B-Stock builds individual online marketplaces for retailers or brands to sell returned, liquidated or excess merchandise in bulk quantities to certified resellers. Moriarty said the volume of inventory sold on its site grew 100 percent from 2017 to 2018. In addition to Best Buy, B-Stock clients include Walmart, Amazon, Macy’s, Lowe’s, and GameStop, among others. While B-Stock offers the option for warehouse storage of merchandise at CH Robinson warehouses throughout the country, B-Stock never takes financial ownership nor logistics control of the inventory being resold.
“Typically, our clients get a 30 to 80 percent price increase from how they used to do it,” Moriarty said, even in the online auction website format B-Stock sets up for the retailers. Retailers can restrict where a reseller can sell items. For example, they can require resellers to export the merchandise. Moriarty said much of the inventory is resold on Amazon, eBay or in other small local stores.
Optoro sells software platforms to retailers and brands that identify the best option for maximizing the value or lowering the cost of returned items on a case-by-case basis. Options could include restocking, refurbishing, liquidating, donating or recycling. Its clients include Target, Under Armour, Jet, BJ’s Wholesale Club, Staples, and Groupon. Optoro also has its own liquidation channels, Blinq.com, for liquidation resale to consumers, and Bulq.com, for liquidation resale to resellers.

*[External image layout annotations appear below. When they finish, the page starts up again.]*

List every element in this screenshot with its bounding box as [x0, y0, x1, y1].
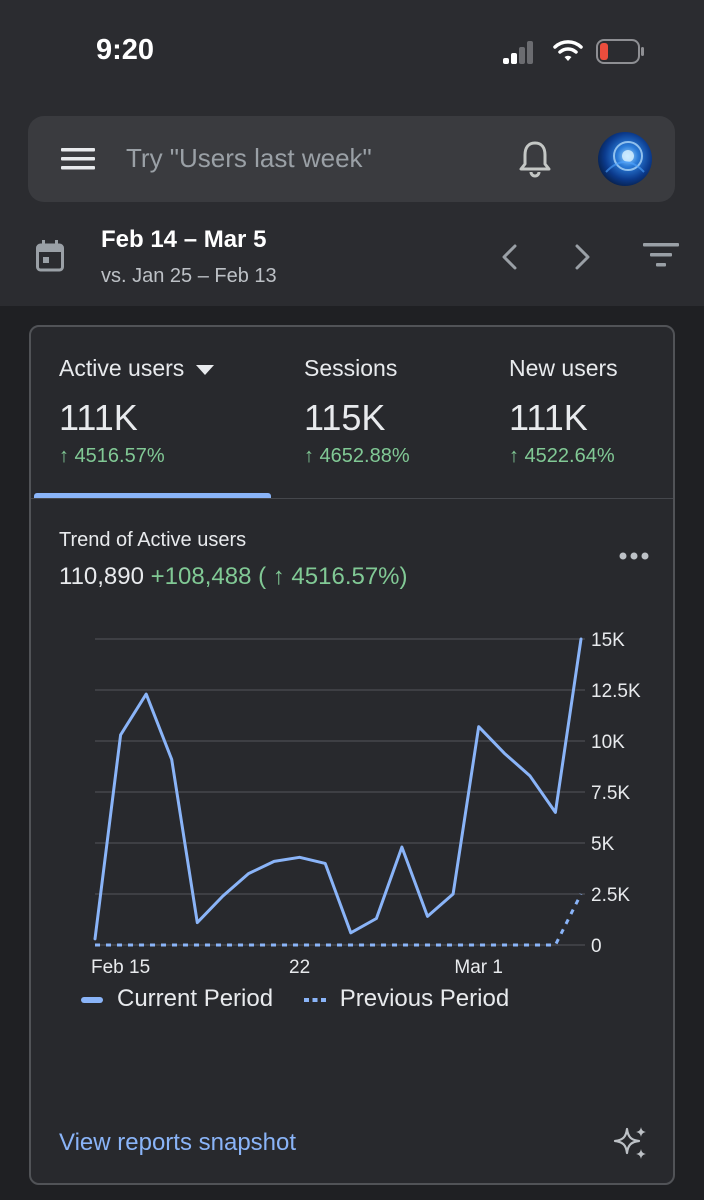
search-input[interactable]: Try "Users last week" — [126, 143, 372, 173]
tab-active-users[interactable]: Active users 111K ↑ 4516.57% — [59, 327, 289, 499]
filter-icon[interactable] — [643, 243, 679, 269]
date-range-row: Feb 14 – Mar 5 vs. Jan 25 – Feb 13 — [0, 220, 704, 300]
chevron-right-icon[interactable] — [568, 242, 596, 272]
wifi-icon — [553, 40, 583, 61]
y-tick-label: 12.5K — [591, 681, 641, 702]
cellular-signal-icon — [503, 41, 533, 64]
metrics-card: Active users 111K ↑ 4516.57% Sessions 11… — [29, 325, 675, 1185]
legend-solid-swatch — [81, 996, 103, 1003]
search-bar[interactable]: Try "Users last week" — [28, 116, 675, 202]
tab-new-users[interactable]: New users 111K ↑ 4522.64% — [509, 327, 669, 499]
tab-sessions[interactable]: Sessions 115K ↑ 4652.88% — [304, 327, 504, 499]
metric-tabs: Active users 111K ↑ 4516.57% Sessions 11… — [31, 327, 673, 499]
chevron-left-icon[interactable] — [496, 242, 524, 272]
sparkle-icon[interactable] — [613, 1125, 649, 1161]
series-line-previous-period — [95, 893, 583, 947]
metric-change: ↑ 4652.88% — [304, 445, 410, 467]
notifications-bell-icon[interactable] — [518, 140, 552, 178]
trend-total: 110,890 — [59, 563, 144, 590]
view-reports-snapshot-link[interactable]: View reports snapshot — [59, 1129, 297, 1156]
y-tick-label: 0 — [591, 936, 602, 957]
legend-previous-period: Previous Period — [303, 985, 509, 1013]
date-range[interactable]: Feb 14 – Mar 5 — [101, 226, 267, 253]
metric-label: Active users — [59, 355, 215, 382]
metric-label: New users — [509, 355, 618, 381]
chart-legend: Current Period Previous Period — [81, 985, 533, 1013]
more-options-icon[interactable] — [619, 551, 649, 561]
status-time: 9:20 — [96, 34, 155, 66]
metric-label: Sessions — [304, 355, 398, 381]
menu-icon[interactable] — [61, 148, 95, 170]
selected-tab-indicator — [34, 493, 271, 498]
calendar-icon[interactable] — [36, 240, 64, 272]
trend-chart: 15K 12.5K 10K 7.5K 5K 2.5K 0 Feb 15 22 Mar 1 — [91, 630, 641, 977]
avatar[interactable] — [598, 132, 652, 186]
legend-current-period: Current Period — [81, 985, 273, 1013]
metric-change: ↑ 4522.64% — [509, 445, 615, 467]
y-tick-label: 5K — [591, 834, 615, 855]
date-compare: vs. Jan 25 – Feb 13 — [101, 265, 277, 287]
y-tick-label: 2.5K — [591, 885, 630, 906]
metric-value: 115K — [304, 397, 386, 438]
x-tick-label: Feb 15 — [91, 957, 150, 977]
battery-low-icon — [596, 39, 644, 64]
y-tick-label: 15K — [591, 630, 625, 651]
y-tick-label: 7.5K — [591, 783, 630, 804]
dropdown-caret-icon[interactable] — [196, 364, 215, 375]
series-line-current-period — [93, 637, 583, 941]
y-tick-label: 10K — [591, 732, 625, 753]
metric-value: 111K — [509, 397, 588, 438]
x-tick-label: Mar 1 — [454, 957, 503, 977]
legend-dashed-swatch — [303, 997, 326, 1002]
trend-summary: 110,890 +108,488 ( ↑ 4516.57%) — [59, 563, 408, 591]
app-header: 9:20 Try "Users last week" — [0, 0, 704, 306]
metric-change: ↑ 4516.57% — [59, 445, 165, 467]
trend-delta: +108,488 ( ↑ 4516.57%) — [150, 563, 408, 590]
metric-value: 111K — [59, 397, 138, 438]
x-tick-label: 22 — [289, 957, 310, 977]
trend-title: Trend of Active users — [59, 529, 247, 551]
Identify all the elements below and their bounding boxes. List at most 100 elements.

“We can increase a retailer or brand’s return recovery amount, in many cases, by 25 percent. If it is items that are not going back in stock, we can double or triple the recovery in some cases,” Moore said.

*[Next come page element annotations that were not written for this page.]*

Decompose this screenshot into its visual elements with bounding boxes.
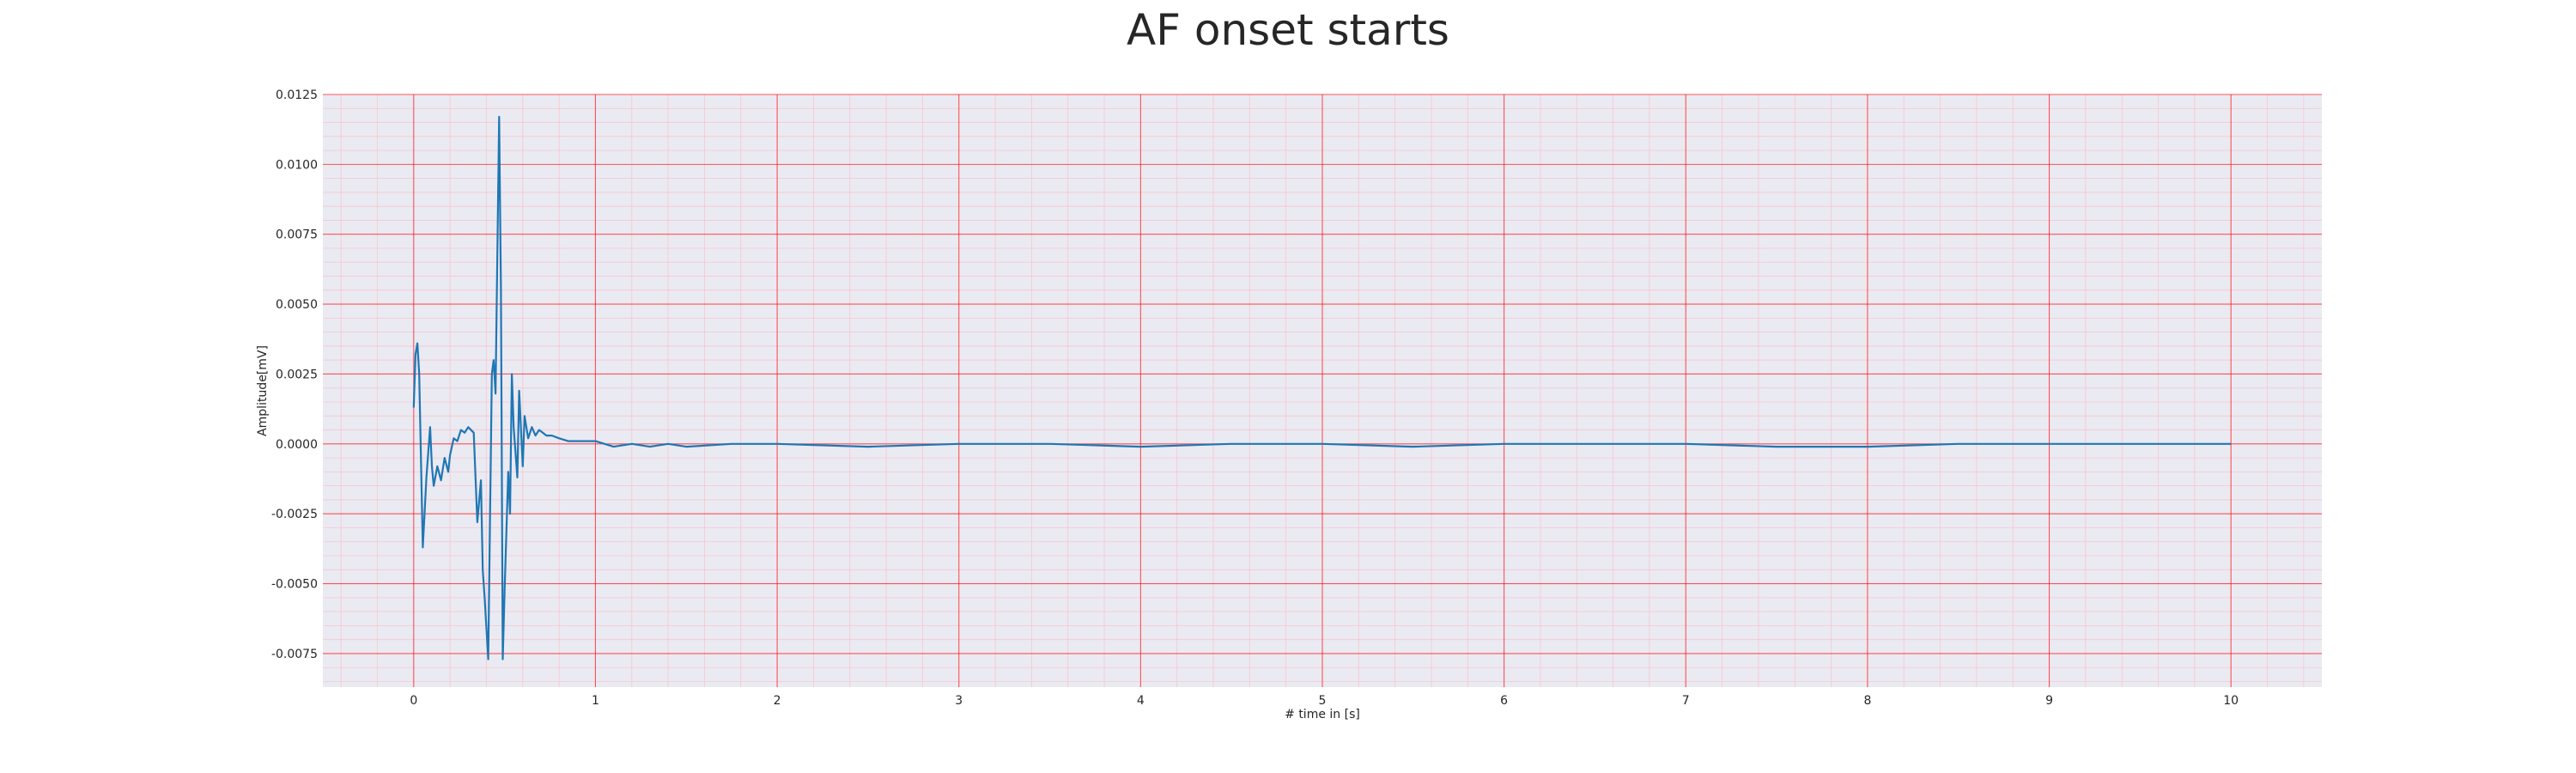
x-tick-label: 0 bbox=[410, 694, 417, 708]
x-tick-label: 3 bbox=[955, 694, 963, 708]
x-axis-label: # time in [s] bbox=[1285, 708, 1360, 721]
series-line-0 bbox=[412, 115, 2232, 660]
chart-title: AF onset starts bbox=[1127, 5, 1449, 55]
y-tick-label: 0.0075 bbox=[276, 228, 318, 242]
y-tick-label: 0.0050 bbox=[276, 298, 318, 312]
x-tick-label: 7 bbox=[1682, 694, 1690, 708]
x-tick-label: 8 bbox=[1863, 694, 1871, 708]
x-tick-label: 6 bbox=[1500, 694, 1508, 708]
y-tick-label: 0.0000 bbox=[276, 438, 318, 452]
x-tick-label: 4 bbox=[1137, 694, 1145, 708]
y-tick-label: -0.0075 bbox=[271, 648, 318, 661]
y-tick-labels: -0.0075 -0.0050 -0.0025 0.0000 0.0025 0.0050 0… bbox=[271, 88, 318, 661]
y-tick-label: 0.0100 bbox=[276, 158, 318, 172]
y-tick-label: -0.0025 bbox=[271, 508, 318, 521]
y-tick-label: 0.0025 bbox=[276, 368, 318, 381]
x-tick-label: 9 bbox=[2045, 694, 2053, 708]
y-tick-label: 0.0125 bbox=[276, 88, 318, 102]
y-axis-label: Amplitude[mV] bbox=[256, 345, 270, 436]
x-tick-label: 5 bbox=[1319, 694, 1327, 708]
series-layer bbox=[412, 115, 2232, 660]
x-tick-label: 1 bbox=[592, 694, 599, 708]
x-tick-labels: 0 1 2 3 4 5 6 7 8 9 10 bbox=[410, 694, 2239, 708]
x-tick-label: 10 bbox=[2223, 694, 2239, 708]
y-tick-label: -0.0050 bbox=[271, 578, 318, 592]
x-tick-label: 2 bbox=[774, 694, 781, 708]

Happy Returns offers technologies and logistics at nearly 300 U.S. locations to allow online purchases to be returned in person when the retailer doesn’t have a physical store. Direct-to-consumer brand start-ups like Everlane, Untuckit and Rothy’s work with Happy Returns, which has put its so-called return bars in malls, on college campuses and even stores like Sur La Table and Paper Source. Happy Returns packages it up for the shopper, sorts the returns by retailer, then ships in bulk to return hubs less expensively than the postal service offers.
“In aggregate, Happy Returns sees a cost savings upwards of 25 percent for our retailers,” said Happy Returns’ Sobie. He attributes this to the combination of hard cost savings of its network compared to shipping and the soft savings of lowering customer service inquires.

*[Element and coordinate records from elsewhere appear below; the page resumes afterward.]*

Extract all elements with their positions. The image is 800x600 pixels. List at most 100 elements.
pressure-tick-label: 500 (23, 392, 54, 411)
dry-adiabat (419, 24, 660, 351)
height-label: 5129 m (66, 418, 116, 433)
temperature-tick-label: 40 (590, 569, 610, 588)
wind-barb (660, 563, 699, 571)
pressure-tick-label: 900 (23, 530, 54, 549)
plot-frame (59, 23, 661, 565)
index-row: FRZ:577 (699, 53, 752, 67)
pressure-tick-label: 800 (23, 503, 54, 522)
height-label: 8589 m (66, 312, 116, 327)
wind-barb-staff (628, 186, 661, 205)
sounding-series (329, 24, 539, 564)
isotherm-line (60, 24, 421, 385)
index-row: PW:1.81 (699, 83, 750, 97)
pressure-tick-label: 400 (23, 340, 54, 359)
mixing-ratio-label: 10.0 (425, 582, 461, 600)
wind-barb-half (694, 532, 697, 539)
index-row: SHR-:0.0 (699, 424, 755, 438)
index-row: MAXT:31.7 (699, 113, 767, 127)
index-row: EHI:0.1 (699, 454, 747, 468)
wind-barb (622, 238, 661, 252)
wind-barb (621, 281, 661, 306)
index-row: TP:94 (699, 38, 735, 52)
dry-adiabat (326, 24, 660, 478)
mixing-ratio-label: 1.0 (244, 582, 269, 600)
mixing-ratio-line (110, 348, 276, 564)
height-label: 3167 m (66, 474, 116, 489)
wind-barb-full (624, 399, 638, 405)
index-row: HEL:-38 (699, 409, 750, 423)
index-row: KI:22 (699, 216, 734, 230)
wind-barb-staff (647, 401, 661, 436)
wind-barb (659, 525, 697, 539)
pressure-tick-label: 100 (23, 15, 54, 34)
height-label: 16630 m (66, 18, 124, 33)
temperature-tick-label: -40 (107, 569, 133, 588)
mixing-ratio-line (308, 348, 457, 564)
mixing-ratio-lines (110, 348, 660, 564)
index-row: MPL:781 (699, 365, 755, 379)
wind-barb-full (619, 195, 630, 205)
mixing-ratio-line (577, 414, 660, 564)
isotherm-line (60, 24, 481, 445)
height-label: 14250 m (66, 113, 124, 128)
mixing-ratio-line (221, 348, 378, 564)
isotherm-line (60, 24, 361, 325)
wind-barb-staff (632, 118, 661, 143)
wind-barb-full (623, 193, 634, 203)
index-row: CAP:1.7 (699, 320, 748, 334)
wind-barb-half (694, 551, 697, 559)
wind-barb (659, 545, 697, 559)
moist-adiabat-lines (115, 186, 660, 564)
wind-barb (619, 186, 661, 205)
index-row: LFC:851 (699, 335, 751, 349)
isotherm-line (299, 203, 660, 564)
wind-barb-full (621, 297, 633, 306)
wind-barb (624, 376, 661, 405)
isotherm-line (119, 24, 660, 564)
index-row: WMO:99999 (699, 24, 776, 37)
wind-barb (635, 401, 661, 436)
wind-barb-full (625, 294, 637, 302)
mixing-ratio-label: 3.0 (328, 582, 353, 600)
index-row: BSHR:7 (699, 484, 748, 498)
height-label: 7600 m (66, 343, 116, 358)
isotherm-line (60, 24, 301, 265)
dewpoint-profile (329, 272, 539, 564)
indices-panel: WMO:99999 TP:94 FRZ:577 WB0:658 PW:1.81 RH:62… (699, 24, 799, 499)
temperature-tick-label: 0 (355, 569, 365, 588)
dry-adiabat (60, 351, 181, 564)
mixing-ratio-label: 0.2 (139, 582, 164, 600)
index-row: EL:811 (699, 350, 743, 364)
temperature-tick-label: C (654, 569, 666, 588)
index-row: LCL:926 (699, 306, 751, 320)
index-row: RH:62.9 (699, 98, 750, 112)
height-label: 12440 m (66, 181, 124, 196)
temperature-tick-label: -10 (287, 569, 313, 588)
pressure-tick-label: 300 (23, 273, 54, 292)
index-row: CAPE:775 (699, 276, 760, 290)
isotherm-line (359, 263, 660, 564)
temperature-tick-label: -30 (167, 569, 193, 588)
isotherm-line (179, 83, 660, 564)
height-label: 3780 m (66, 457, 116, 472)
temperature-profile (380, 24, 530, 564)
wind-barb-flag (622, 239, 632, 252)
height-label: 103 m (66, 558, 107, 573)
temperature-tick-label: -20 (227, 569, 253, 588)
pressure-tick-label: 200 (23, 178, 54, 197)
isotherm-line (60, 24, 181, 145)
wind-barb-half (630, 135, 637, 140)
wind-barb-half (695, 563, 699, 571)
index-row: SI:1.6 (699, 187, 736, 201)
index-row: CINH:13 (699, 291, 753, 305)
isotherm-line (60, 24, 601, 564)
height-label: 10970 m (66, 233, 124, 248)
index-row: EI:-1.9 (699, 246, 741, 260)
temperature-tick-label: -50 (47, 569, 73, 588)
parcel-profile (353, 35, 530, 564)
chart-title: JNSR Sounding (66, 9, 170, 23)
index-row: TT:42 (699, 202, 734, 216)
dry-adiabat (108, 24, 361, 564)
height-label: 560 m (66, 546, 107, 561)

While there are technologies to reduce returns like 3D body scanning and other fit innovations, “it’s not working,” Sobie said.
Keeping shoppers happy is harder to quantify, but extremely valuable.
“Returns is a battleground for customers,” Moore said. “It’s a way to win more customers, to get them coming back and to get data so that you know how to better stock items and better make items for your customers as well.”